Financial Highlights for Dr Reddy Q4 Results 2024

For the March quarter, the company reported earnings before interest, taxes, depreciation, and amortization (EBITDA) of ₹1,872 crore, translating to an EBITDA margin of 25.4%. Research and development expenses amounted to ₹690 crore, primarily directed towards the biosimilar products pipeline and development efforts across generics and novel oncology assets. Additionally, capital expenditure for Q4FY24 totaled ₹500 crore, reaching ₹1,517 crore for the entire year, with a free cash flow of ₹1,910 crore and a net cash surplus of ₹6,460 crore, according to an exchange filing by the company.

“Our focus for FY25 will be directing our capital expenditure (capex) primarily towards products slated for launch in the coming years. This investment will focus on biologics, encompassing biosimilar programs and CDMO. Additionally, we have a portfolio of products earmarked for future launches, necessitating capacity expansion in both API and injectables, as well as advancements in digital infrastructure,” Israeli elaborated.

In the quarter under scrutiny, DRL’s global generics segment, its cornerstone, witnessed a 13% revenue uptick to ₹6,120 crore. This growth stemmed from increased base business volumes and the introduction of new products, although domestic generics sales declined by 12% to ₹1,126 crore.

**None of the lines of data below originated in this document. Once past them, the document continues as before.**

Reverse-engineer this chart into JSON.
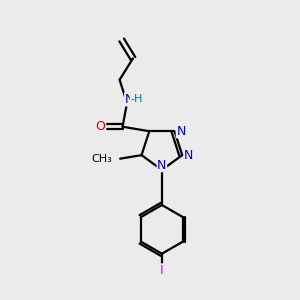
{
  "background_color": "#ebebeb",
  "atom_colors": {
    "C": "#000000",
    "N": "#0000cc",
    "O": "#cc0000",
    "H": "#008080",
    "I": "#ee00ee"
  },
  "bond_color": "#000000",
  "bond_width": 1.6,
  "figsize": [
    3.0,
    3.0
  ],
  "dpi": 100
}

“So, the decline was attributed to the divestment income from brands, but we are optimistic about the trajectory of our core business,” stated MV Ramana, CEO of branded markets (India & emerging markets) at DRL.

Regional Performance

In North America, which represented 46% of global sales, revenue surged by 29% to ₹3,262 crore, driven significantly by the drug Revlimid and the introduction of five new products.

In Europe, generics sales increased by 5% to ₹520 crore, led by strong performances in the UK and Germany, supported by the launch of six new products. However, revenue from emerging markets dipped by 9% to ₹1,210 crore, despite the introduction of 17 new products.

Revenue from Russia decreased by 4% to ₹500 crore, attributed to unfavorable currency exchange rate fluctuations. Conversely, Rest of the World (RoW) revenues witnessed a 34% year-on-year growth to ₹490 crore, primarily fueled by contributions from new products.

The Pharmaceutical Services and Active Ingredients (PSAI) segment recorded a 6% revenue growth, reaching ₹820 crore.

Strategic Collaborations

Additionally, during the quarter, DRL established a joint venture with Nestle India to launch innovative nutraceutical brands in India and other regions. Furthermore, the company partnered with Sanofi to promote and distribute its vaccine brands, and collaborated with Bayer to distribute Vericiguat, a drug for heart failure management, in India.